First, the calculation procedure of the target stiffness adjustment angle performed in step S30 of the flowchart shown in FIG. 13 will be described with reference to FIG. FIG. 10 shows an example in which the offset angle in the clockwise direction is θs (the “counterclockwise offset angle is −θs) and the thigh swing arm 13 swings in the clockwise direction at the swing angle θf. In this example, the rotation angle in the clockwise direction of the shaft 25A of the transmission 25 is nθf (that is, the transmission ratio of the transmission 25 is [n]). Further, the efficiency of the transmission 25 is η, the apparent spring constant of the mainspring 24 seen from the thigh swing arm 13 side is k1, and the spring constant of the mainspring 24 seen from the spring fixing member 23 side is k ( Assuming that the torque generated by the swinging of the thigh swinging arm 13 is τ, the following formula (1) is established.
τ = k1 · θf = η · n · k (nθf−θs) Equation (1)

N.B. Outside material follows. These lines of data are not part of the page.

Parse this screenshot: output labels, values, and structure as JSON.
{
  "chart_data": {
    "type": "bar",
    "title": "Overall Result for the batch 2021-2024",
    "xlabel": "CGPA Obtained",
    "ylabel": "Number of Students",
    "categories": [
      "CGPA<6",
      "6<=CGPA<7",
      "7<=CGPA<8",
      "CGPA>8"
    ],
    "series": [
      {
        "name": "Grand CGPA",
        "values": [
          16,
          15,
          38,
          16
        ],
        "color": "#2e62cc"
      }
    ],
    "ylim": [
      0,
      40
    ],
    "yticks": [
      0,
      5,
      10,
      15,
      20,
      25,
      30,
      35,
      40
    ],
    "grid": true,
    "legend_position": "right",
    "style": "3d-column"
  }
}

By arranging the above equation (1), the apparent spring constant k1 of the mainspring spring 24 seen from the thigh swing arm 13 side can be obtained by the following equation (2). Moreover, Formula (2) can be rearranged and Formula (3) can be obtained.
k1 = η · n ² · k [1-θs / (n · θf)] Equation (2)
θs = n · θf [1-k1 / (η · n ² · k)] Equation (3)

From the above equation (2), for example, when it is desired to make the apparent spring constant k1 of the mainspring 24 seen from the thigh swing arm 13 side zero, the offset angle θs = n · θf may be set. . Further, for example, when the offset angle θs is set to zero, the apparent spring constant k1 of the mainspring 24 viewed from the thigh swing arm 13 side is k1 = η · n ² · k according to the equation (2). I understand that. For example, when it is desired to set the apparent spring constant k1 = 2 · η · n ² · k of the mainspring 24 as viewed from the side of the thigh swing arm 13, it is understood that θs = −n · θf may be set (FIG. In the example of FIG. 10, the spring fixing member 23 may be turned by “n · θf” in the “counterclockwise” direction with respect to the reference line J1).

Here, when the user's walking frequency (swing frequency of the thigh swing arm) is f and the angular frequency (angular velocity) in that case is ω, the following expression (4) is established. The walking frequency f can be obtained from the measured period of walking (or running) of the user. Therefore, the value of ω in the following equation (4) can be obtained.
ω = 2 · π · f Equation (4)

Further, as described above, the apparent spring constant of the mainspring 24 viewed from the thigh swing arm 13 side is k1. Further, let I be the moment of inertia around the drive shaft 6J including the user's lower limbs and the thigh swing arm 13 and the like. For example, the inertia moment I includes the total mass (known) of each member that swings around the drive shaft 6J, the position of the center of gravity of the total mass (the distance from the drive shaft 6J, which is known), the weight of the user And the mass of the lower limb estimated from the height and the position of the center of gravity (the distance from the drive shaft 6J, which is known), and the following equations (5) and (6) are established. Since the value of ω is known from the above and the moment of inertia I is also known, the apparent spring constant k1 of the mainspring 24 viewed from the thigh swing arm 13 side can be obtained from the following equation (6). .
ω = √ (k1 / I) Equation (5)
k1 = I · ω ² formula (6)

The equation of motion of the thigh swing arm 13 is generally expressed as the following equation (7), where ρ is the viscosity coefficient around the joint axis (drive shaft 6J). In equation (7), τ, I, and k1 are used, and the swing angle is θ.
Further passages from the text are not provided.